神に選ばれなかった者達 前編

その日俺は、眞沙に頼まれるがまま、眞沙の試験勉強を見てやった。

これは試験が近くになるといつもやっていることだから、特に語るべきことはないが。

問題は、例の謎アプリである。

この問題を解決しないことには、安心して眠れないような気がする。

その後、午後から、眞沙に言われた通り携帯ショップに行ってみた。

「実は数日前から変なアプリが勝手にインストールされてて…」と訴え。

ご覧の通り、と『処刑場』のアプリを指差したが。

熟練の携帯ショップ店員でも、このようなアプリは見たことも聞いたこともないとか。

怪訝そうな顔で、俺のスマホの画面を見つめていた。

それから、「何か変な操作されました?」とか、「誰かにスマホを触られた可能性は?」とか、色々聞かれた。

そう聞かれても…。俺としてはまったく、身に覚えが…。

変な操作、というのが俺には分からないが。

思い当たる節はないので、素直にそう言った。

普段と変わらない使い方しかしてない。

それから、もう一つの可能性…。誰かが俺のスマホを勝手に使った、という可能性だが。

これも多分…ないとは思うが、確かなことは言えない。

まったく覚えがありません、とも言えない。

俺は身に覚えがないが、俺のクラスメイトにはあるかもしれない。

自慢ではないが俺は、クラスメイト…主に雨野リリカに嫌がらせを受けている身だからな。

いつものタチの悪い嫌がらせの一環で、タチの悪いアプリを勝手にインストールされた…可能性が、なくもない。

隙はあると思うんだ。
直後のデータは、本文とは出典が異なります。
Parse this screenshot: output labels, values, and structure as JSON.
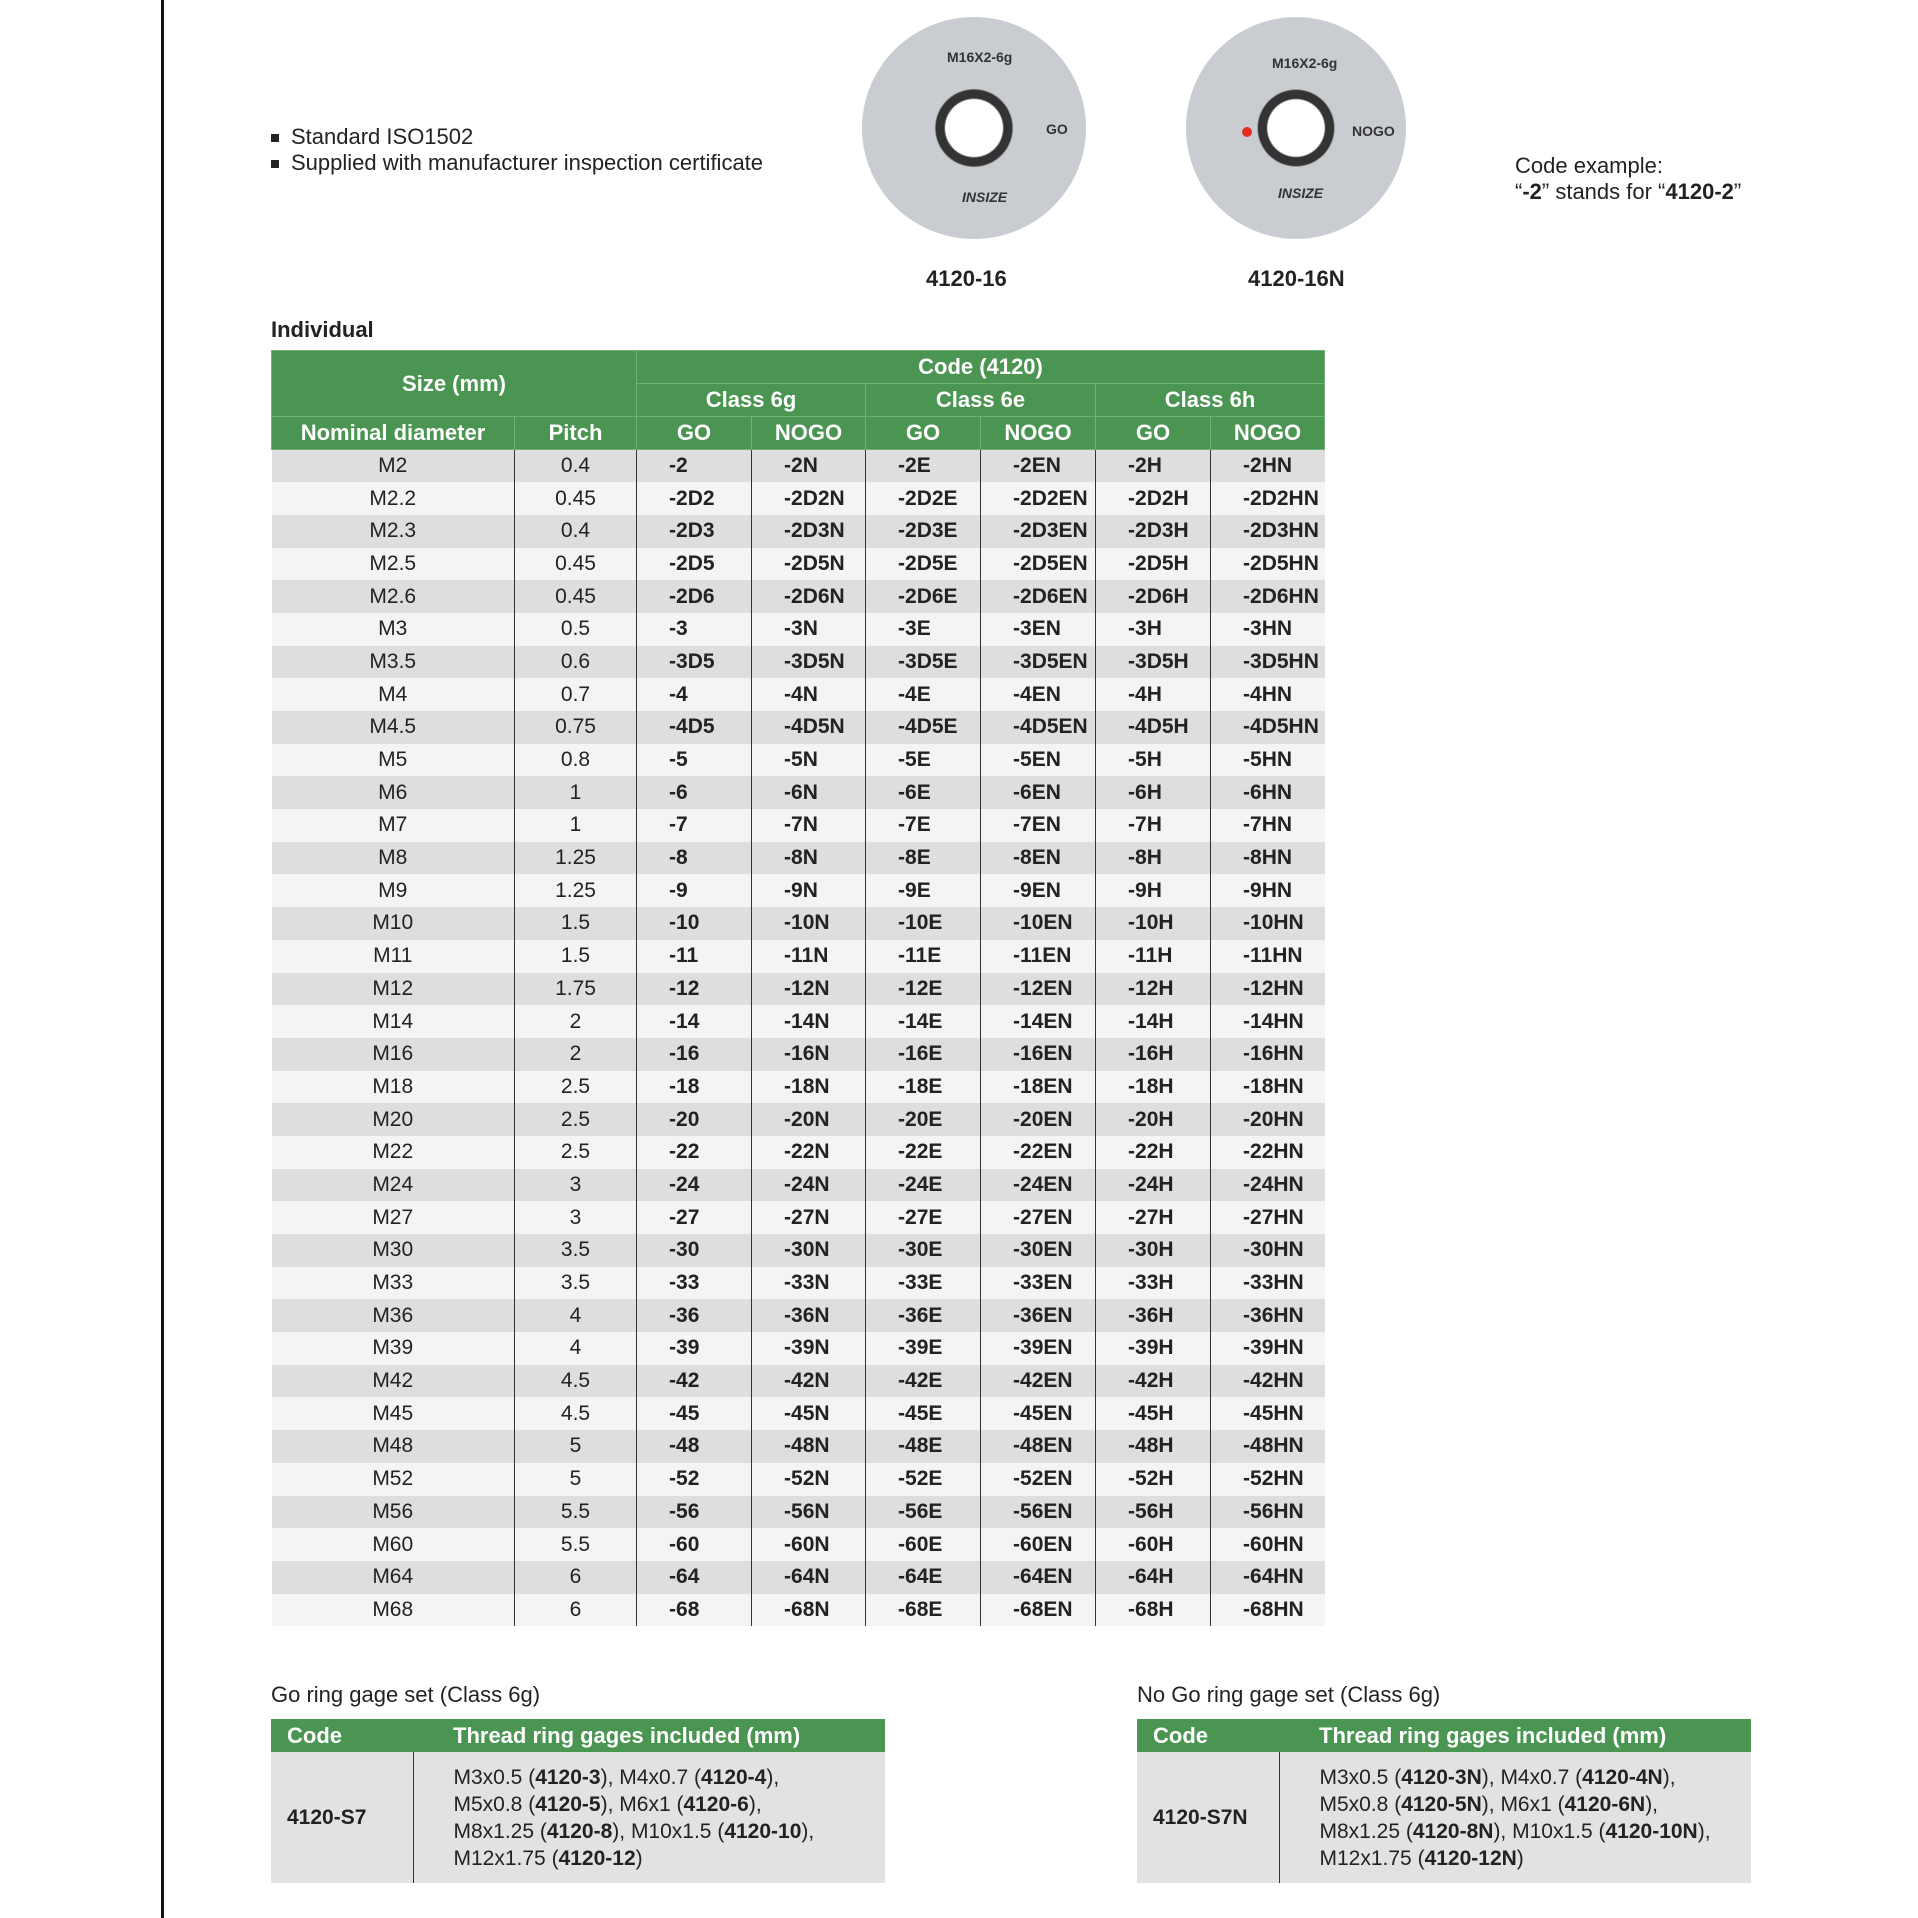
{
  "bullets": [
    "Standard ISO1502",
    "Supplied with manufacturer inspection certificate"
  ],
  "gauges": [
    {
      "marking": "M16X2-6g",
      "side": "GO",
      "brand": "INSIZE",
      "label": "4120-16"
    },
    {
      "marking": "M16X2-6g",
      "side": "NOGO",
      "brand": "INSIZE",
      "label": "4120-16N"
    }
  ],
  "code_example": {
    "line1": "Code example:",
    "pre": "“",
    "code": "-2",
    "mid": "” stands for “",
    "full": "4120-2",
    "post": "”"
  },
  "individual": {
    "title": "Individual",
    "headers": {
      "size": "Size (mm)",
      "code": "Code (4120)",
      "classes": [
        "Class 6g",
        "Class 6e",
        "Class 6h"
      ],
      "nominal": "Nominal diameter",
      "pitch": "Pitch",
      "go": "GO",
      "nogo": "NOGO"
    },
    "rows": [
      [
        "M2",
        "0.4",
        "-2",
        "-2N",
        "-2E",
        "-2EN",
        "-2H",
        "-2HN"
      ],
      [
        "M2.2",
        "0.45",
        "-2D2",
        "-2D2N",
        "-2D2E",
        "-2D2EN",
        "-2D2H",
        "-2D2HN"
      ],
      [
        "M2.3",
        "0.4",
        "-2D3",
        "-2D3N",
        "-2D3E",
        "-2D3EN",
        "-2D3H",
        "-2D3HN"
      ],
      [
        "M2.5",
        "0.45",
        "-2D5",
        "-2D5N",
        "-2D5E",
        "-2D5EN",
        "-2D5H",
        "-2D5HN"
      ],
      [
        "M2.6",
        "0.45",
        "-2D6",
        "-2D6N",
        "-2D6E",
        "-2D6EN",
        "-2D6H",
        "-2D6HN"
      ],
      [
        "M3",
        "0.5",
        "-3",
        "-3N",
        "-3E",
        "-3EN",
        "-3H",
        "-3HN"
      ],
      [
        "M3.5",
        "0.6",
        "-3D5",
        "-3D5N",
        "-3D5E",
        "-3D5EN",
        "-3D5H",
        "-3D5HN"
      ],
      [
        "M4",
        "0.7",
        "-4",
        "-4N",
        "-4E",
        "-4EN",
        "-4H",
        "-4HN"
      ],
      [
        "M4.5",
        "0.75",
        "-4D5",
        "-4D5N",
        "-4D5E",
        "-4D5EN",
        "-4D5H",
        "-4D5HN"
      ],
      [
        "M5",
        "0.8",
        "-5",
        "-5N",
        "-5E",
        "-5EN",
        "-5H",
        "-5HN"
      ],
      [
        "M6",
        "1",
        "-6",
        "-6N",
        "-6E",
        "-6EN",
        "-6H",
        "-6HN"
      ],
      [
        "M7",
        "1",
        "-7",
        "-7N",
        "-7E",
        "-7EN",
        "-7H",
        "-7HN"
      ],
      [
        "M8",
        "1.25",
        "-8",
        "-8N",
        "-8E",
        "-8EN",
        "-8H",
        "-8HN"
      ],
      [
        "M9",
        "1.25",
        "-9",
        "-9N",
        "-9E",
        "-9EN",
        "-9H",
        "-9HN"
      ],
      [
        "M10",
        "1.5",
        "-10",
        "-10N",
        "-10E",
        "-10EN",
        "-10H",
        "-10HN"
      ],
      [
        "M11",
        "1.5",
        "-11",
        "-11N",
        "-11E",
        "-11EN",
        "-11H",
        "-11HN"
      ],
      [
        "M12",
        "1.75",
        "-12",
        "-12N",
        "-12E",
        "-12EN",
        "-12H",
        "-12HN"
      ],
      [
        "M14",
        "2",
        "-14",
        "-14N",
        "-14E",
        "-14EN",
        "-14H",
        "-14HN"
      ],
      [
        "M16",
        "2",
        "-16",
        "-16N",
        "-16E",
        "-16EN",
        "-16H",
        "-16HN"
      ],
      [
        "M18",
        "2.5",
        "-18",
        "-18N",
        "-18E",
        "-18EN",
        "-18H",
        "-18HN"
      ],
      [
        "M20",
        "2.5",
        "-20",
        "-20N",
        "-20E",
        "-20EN",
        "-20H",
        "-20HN"
      ],
      [
        "M22",
        "2.5",
        "-22",
        "-22N",
        "-22E",
        "-22EN",
        "-22H",
        "-22HN"
      ],
      [
        "M24",
        "3",
        "-24",
        "-24N",
        "-24E",
        "-24EN",
        "-24H",
        "-24HN"
      ],
      [
        "M27",
        "3",
        "-27",
        "-27N",
        "-27E",
        "-27EN",
        "-27H",
        "-27HN"
      ],
      [
        "M30",
        "3.5",
        "-30",
        "-30N",
        "-30E",
        "-30EN",
        "-30H",
        "-30HN"
      ],
      [
        "M33",
        "3.5",
        "-33",
        "-33N",
        "-33E",
        "-33EN",
        "-33H",
        "-33HN"
      ],
      [
        "M36",
        "4",
        "-36",
        "-36N",
        "-36E",
        "-36EN",
        "-36H",
        "-36HN"
      ],
      [
        "M39",
        "4",
        "-39",
        "-39N",
        "-39E",
        "-39EN",
        "-39H",
        "-39HN"
      ],
      [
        "M42",
        "4.5",
        "-42",
        "-42N",
        "-42E",
        "-42EN",
        "-42H",
        "-42HN"
      ],
      [
        "M45",
        "4.5",
        "-45",
        "-45N",
        "-45E",
        "-45EN",
        "-45H",
        "-45HN"
      ],
      [
        "M48",
        "5",
        "-48",
        "-48N",
        "-48E",
        "-48EN",
        "-48H",
        "-48HN"
      ],
      [
        "M52",
        "5",
        "-52",
        "-52N",
        "-52E",
        "-52EN",
        "-52H",
        "-52HN"
      ],
      [
        "M56",
        "5.5",
        "-56",
        "-56N",
        "-56E",
        "-56EN",
        "-56H",
        "-56HN"
      ],
      [
        "M60",
        "5.5",
        "-60",
        "-60N",
        "-60E",
        "-60EN",
        "-60H",
        "-60HN"
      ],
      [
        "M64",
        "6",
        "-64",
        "-64N",
        "-64E",
        "-64EN",
        "-64H",
        "-64HN"
      ],
      [
        "M68",
        "6",
        "-68",
        "-68N",
        "-68E",
        "-68EN",
        "-68H",
        "-68HN"
      ]
    ]
  },
  "sets": [
    {
      "title": "Go ring gage set (Class 6g)",
      "code_header": "Code",
      "included_header": "Thread ring gages included (mm)",
      "code": "4120-S7",
      "items": [
        [
          "M3x0.5",
          "4120-3"
        ],
        [
          "M4x0.7",
          "4120-4"
        ],
        [
          "M5x0.8",
          "4120-5"
        ],
        [
          "M6x1",
          "4120-6"
        ],
        [
          "M8x1.25",
          "4120-8"
        ],
        [
          "M10x1.5",
          "4120-10"
        ],
        [
          "M12x1.75",
          "4120-12"
        ]
      ]
    },
    {
      "title": "No Go ring gage set (Class 6g)",
      "code_header": "Code",
      "included_header": "Thread ring gages included (mm)",
      "code": "4120-S7N",
      "items": [
        [
          "M3x0.5",
          "4120-3N"
        ],
        [
          "M4x0.7",
          "4120-4N"
        ],
        [
          "M5x0.8",
          "4120-5N"
        ],
        [
          "M6x1",
          "4120-6N"
        ],
        [
          "M8x1.25",
          "4120-8N"
        ],
        [
          "M10x1.5",
          "4120-10N"
        ],
        [
          "M12x1.75",
          "4120-12N"
        ]
      ]
    }
  ],
  "colors": {
    "header_green": "#4a9552",
    "row_gray": "#dedede",
    "row_light": "#f4f4f4",
    "nogo_dot": "#e53020"
  }
}
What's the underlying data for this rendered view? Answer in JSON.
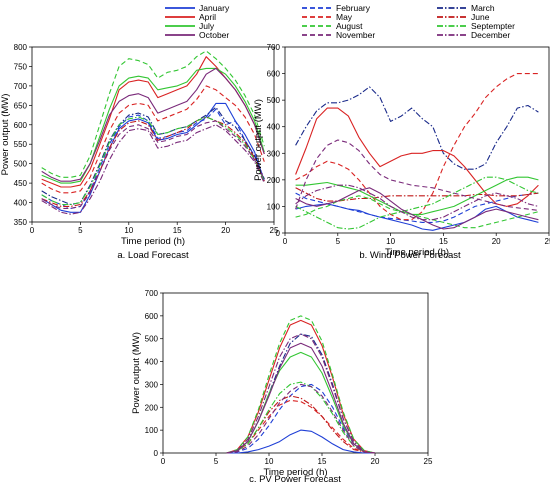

俺は、常に制服のポケットにスマホを持ち歩いてる訳じゃないからな。

学生鞄の中に、無造作に突っ込んでるだけだからな。

俺が自分の机を探して、ゴミステーションに行ってる間とか。

俺が、外の花壇にトカゲを埋葬しに行っている間とか。

…いや待て。でも、スマホのロック画面をどうやってパスしたんだ?

指紋認証をクリアしないと、使えないはずだが…。

「…指紋認証って、他人でもそんなに簡単にクリア出来るものなんですか?」

「いえ、そんなことはないですが…。寝ている間にご家族がこっそり…とか」

「…家族が…」

…その可能性は、多分ないな。

今一緒に住んでる家族が、俺の寝てる間に勝手に俺の指を使って、俺にバレる危険を犯してまで。

そこまでして、俺のスマホに侵入する必要があるはずがない。

と言うか、そうまでして見たいのなら、起きてる時に普通に頼んでくれ。

「ちょっとお前のスマホ見せろ」って、直接頼んでくれて構わない。

雨野リリカやクラスメイト達相手は、さすがに嫌だが。

家族相手だったら、特に隠すことなく見せられる。

見られて困るようなことはなにもない。…一応。多分。

だから、家族が勝手に触った…というのは考えにくい。

「家族…多分家族ではないと思います」

「そうですか…。他にも、日常的に触っているものから指紋を採取する、という方法もありますが…」

「…成程…」

じゃ、有り得るとしたら、クラスメイト達…雨野リリカ達の仕業、だな。